Sir Me thought about it. On the one hand, he didn't trust this little letter-headed midget. But on the other, he didn't want to get every STI known to man while he wandered, lost. He nodded.
"Very well, Englishman. I shall kill this demon for you if you show me the way out."
They shook hands.
"GROOVY!" cried the demon. "Right, to escape from the Nexus of Gonorrhoea, it's really very simple. Just always turn right."
"RIGHT?"
"Yes. Oddly enough, every single right turn brings you immediately to the exit. I don't know why you hadn't escaped before. It's a bit of a shit labyrinth, really. But when they built it, nobody wanted siphilis, so they made lots of quick-escape routes. Too many, I guess. Oh well."

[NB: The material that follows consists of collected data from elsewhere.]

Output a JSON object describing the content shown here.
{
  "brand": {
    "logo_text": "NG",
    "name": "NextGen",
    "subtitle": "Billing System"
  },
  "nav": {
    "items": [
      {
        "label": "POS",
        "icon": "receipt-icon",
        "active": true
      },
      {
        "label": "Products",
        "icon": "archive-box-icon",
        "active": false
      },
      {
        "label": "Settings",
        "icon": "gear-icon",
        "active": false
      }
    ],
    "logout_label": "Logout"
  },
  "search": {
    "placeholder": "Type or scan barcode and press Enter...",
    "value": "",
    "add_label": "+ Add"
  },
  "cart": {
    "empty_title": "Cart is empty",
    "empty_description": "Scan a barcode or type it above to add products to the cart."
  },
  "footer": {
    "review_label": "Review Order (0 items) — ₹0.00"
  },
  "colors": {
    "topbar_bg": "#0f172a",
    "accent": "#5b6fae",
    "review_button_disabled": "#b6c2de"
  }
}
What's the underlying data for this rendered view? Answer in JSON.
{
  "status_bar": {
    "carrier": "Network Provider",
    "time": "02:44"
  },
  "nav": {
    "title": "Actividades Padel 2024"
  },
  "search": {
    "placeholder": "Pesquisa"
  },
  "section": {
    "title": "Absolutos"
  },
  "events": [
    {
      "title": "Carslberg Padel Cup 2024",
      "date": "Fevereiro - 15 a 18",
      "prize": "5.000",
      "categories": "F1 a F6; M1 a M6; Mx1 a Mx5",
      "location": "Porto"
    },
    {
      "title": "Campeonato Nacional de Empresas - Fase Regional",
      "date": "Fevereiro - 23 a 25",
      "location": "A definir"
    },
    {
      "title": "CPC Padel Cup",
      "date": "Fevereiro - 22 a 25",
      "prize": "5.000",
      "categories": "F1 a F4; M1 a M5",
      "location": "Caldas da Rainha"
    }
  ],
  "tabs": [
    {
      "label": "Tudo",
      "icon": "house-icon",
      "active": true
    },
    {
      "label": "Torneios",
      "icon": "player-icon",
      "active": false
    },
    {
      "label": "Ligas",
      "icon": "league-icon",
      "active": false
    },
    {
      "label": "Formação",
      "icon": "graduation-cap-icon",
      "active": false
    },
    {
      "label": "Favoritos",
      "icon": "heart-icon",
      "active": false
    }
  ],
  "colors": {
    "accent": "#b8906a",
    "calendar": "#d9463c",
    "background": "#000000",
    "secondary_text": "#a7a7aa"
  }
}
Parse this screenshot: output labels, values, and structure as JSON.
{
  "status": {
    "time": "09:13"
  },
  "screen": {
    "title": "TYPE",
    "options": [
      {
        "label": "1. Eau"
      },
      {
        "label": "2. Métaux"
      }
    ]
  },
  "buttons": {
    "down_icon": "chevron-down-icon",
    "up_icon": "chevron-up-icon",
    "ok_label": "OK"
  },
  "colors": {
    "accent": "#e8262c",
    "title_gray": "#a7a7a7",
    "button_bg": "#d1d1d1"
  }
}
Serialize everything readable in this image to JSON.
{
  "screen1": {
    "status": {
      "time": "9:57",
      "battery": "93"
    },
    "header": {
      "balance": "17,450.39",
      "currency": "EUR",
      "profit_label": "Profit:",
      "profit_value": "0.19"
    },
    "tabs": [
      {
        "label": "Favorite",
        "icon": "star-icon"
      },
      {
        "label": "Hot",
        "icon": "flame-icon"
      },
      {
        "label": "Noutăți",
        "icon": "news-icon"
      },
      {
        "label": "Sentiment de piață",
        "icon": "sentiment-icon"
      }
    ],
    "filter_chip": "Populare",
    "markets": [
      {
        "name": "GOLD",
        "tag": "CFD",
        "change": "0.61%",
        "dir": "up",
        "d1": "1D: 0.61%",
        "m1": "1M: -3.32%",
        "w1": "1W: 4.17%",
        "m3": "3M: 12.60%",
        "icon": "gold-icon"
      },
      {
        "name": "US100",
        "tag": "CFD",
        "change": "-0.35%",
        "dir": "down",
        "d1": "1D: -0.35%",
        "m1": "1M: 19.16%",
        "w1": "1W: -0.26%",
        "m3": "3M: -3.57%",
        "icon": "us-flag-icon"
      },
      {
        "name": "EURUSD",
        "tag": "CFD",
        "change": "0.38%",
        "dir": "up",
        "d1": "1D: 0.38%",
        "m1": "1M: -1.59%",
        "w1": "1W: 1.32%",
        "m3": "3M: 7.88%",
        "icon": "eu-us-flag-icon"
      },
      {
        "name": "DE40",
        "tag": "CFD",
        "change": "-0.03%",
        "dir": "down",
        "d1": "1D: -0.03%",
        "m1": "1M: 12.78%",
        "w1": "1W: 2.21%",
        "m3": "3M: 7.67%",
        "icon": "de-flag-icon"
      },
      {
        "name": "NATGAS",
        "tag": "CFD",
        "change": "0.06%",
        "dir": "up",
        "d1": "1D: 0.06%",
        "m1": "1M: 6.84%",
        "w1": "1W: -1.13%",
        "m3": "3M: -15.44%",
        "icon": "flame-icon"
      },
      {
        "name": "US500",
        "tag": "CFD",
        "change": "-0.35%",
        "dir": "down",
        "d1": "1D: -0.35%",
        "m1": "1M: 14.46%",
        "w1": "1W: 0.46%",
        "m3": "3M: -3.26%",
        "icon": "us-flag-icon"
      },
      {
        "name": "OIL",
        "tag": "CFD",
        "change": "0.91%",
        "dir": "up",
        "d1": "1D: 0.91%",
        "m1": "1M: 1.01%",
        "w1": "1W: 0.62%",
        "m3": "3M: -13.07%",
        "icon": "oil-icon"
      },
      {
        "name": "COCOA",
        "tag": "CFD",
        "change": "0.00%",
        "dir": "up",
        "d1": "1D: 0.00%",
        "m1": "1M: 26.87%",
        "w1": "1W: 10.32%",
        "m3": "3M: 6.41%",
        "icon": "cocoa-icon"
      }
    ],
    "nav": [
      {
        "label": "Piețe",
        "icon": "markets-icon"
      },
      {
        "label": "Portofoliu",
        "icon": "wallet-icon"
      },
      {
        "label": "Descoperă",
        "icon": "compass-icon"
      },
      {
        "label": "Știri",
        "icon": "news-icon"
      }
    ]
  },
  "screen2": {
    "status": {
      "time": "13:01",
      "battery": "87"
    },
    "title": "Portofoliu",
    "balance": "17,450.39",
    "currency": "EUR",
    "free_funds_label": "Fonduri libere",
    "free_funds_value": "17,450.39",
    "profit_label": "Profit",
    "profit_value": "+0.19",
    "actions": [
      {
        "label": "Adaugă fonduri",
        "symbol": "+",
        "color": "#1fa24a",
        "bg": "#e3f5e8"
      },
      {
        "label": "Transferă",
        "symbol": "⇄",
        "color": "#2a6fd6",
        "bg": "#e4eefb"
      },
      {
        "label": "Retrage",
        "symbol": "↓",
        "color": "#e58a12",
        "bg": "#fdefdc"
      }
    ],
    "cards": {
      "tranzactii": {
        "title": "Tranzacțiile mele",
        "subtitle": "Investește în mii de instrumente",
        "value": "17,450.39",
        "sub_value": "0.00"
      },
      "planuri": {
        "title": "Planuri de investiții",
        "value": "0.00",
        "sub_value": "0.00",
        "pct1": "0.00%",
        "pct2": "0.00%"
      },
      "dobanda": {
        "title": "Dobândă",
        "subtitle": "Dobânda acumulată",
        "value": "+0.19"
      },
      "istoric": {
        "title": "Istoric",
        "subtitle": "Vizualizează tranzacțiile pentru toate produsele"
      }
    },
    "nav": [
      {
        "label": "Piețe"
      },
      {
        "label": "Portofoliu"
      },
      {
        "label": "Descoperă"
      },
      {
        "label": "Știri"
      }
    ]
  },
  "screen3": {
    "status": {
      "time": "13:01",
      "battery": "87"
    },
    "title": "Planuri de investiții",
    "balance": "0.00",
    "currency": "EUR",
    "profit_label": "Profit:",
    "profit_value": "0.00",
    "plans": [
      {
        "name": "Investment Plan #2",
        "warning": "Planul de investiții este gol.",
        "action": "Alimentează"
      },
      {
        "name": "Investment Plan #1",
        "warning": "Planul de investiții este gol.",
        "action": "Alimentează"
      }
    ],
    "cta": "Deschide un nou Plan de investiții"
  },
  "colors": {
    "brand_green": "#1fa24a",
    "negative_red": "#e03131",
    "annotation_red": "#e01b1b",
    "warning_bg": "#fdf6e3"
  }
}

They turned the next right, which led immediately out into a fair meadow. Sir Me's manly mind was churning. So the letter telling him to always go left had been... A LIE? It had been a trap. Someone was trying to kill him, or at the very least, give him crabs. He felt betrayed, and suddenly resolved to find the author of the letter... the BLACK KNIGHT.
But he had bigger fish (or in this case, frogs) to fry.